Wlz-geschil: Toegang tot Wlz-zorg vanwege een verstandelijk handicap die onlosmakelijk is verbonden met psychiatrische problematiek (autisme)
Het Zorginstituut is van oordeel dat het CIZ ten onrechte voornemens is verzekerde geen indicatie te geven voor Wlz-zorg op basis van artikel 3.2.1, eerste lid, van de Wlz.

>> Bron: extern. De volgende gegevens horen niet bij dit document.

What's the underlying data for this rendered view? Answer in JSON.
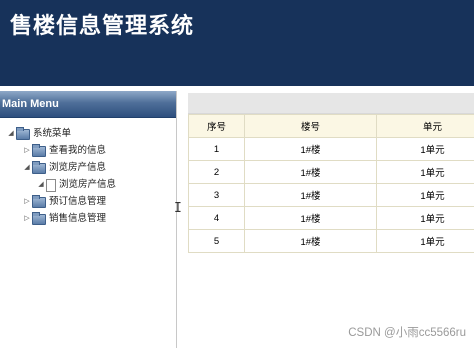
{
  "header": {
    "title": "售楼信息管理系统"
  },
  "menu": {
    "title": "Main Menu",
    "tree": [
      {
        "label": "系统菜单",
        "expander": "◢",
        "icon": "folder-icon"
      },
      {
        "label": "查看我的信息",
        "expander": "▷",
        "icon": "folder-icon"
      },
      {
        "label": "浏览房产信息",
        "expander": "◢",
        "icon": "folder-icon"
      },
      {
        "label": "浏览房产信息",
        "expander": "◢",
        "icon": "document-icon"
      },
      {
        "label": "预订信息管理",
        "expander": "▷",
        "icon": "folder-icon"
      },
      {
        "label": "销售信息管理",
        "expander": "▷",
        "icon": "folder-icon"
      }
    ]
  },
  "table": {
    "columns": [
      "序号",
      "楼号",
      "单元"
    ],
    "rows": [
      [
        "1",
        "1#楼",
        "1单元"
      ],
      [
        "2",
        "1#楼",
        "1单元"
      ],
      [
        "3",
        "1#楼",
        "1单元"
      ],
      [
        "4",
        "1#楼",
        "1单元"
      ],
      [
        "5",
        "1#楼",
        "1单元"
      ]
    ]
  },
  "watermark": "CSDN @小雨cc5566ru",
  "colors": {
    "header_bg": "#17325a",
    "menu_title_bg": "#4f6f99",
    "table_header_bg": "#fbf7e4"
  }
}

Er zijn voldoende redenen om aan te nemen dat verzekerde (in ieder geval mede) vanwege zijn verstandelijke beperkingen en daaruit voortvloeiende ernstige beperkingen in het adaptief functioneren blijvend aangewezen is op Wlz-zorg. Hierbij is onder meer in ogenschouw genomen dat de verstandelijke handicap mede de oorzaak is van de psychiatrische decompensatie. Voor zover verzekerde ‘mede vanwege’ de grondslag verstandelijke handicap is aangewezen op Wlz-zorg kan worden gezegd dat de verstandelijke handicap onlosmakelijk met de psychiatrische problematiek is verbonden, zodanig dat de stoornissen en beperkingen niet aan één (verstandelijke beperking of autisme) oorzaak kunnen worden toegeschreven. De verzekerde kan met andere worden in zoverre niet worden ‘opgeknipt’ in de oorzaak van zijn beperkingen.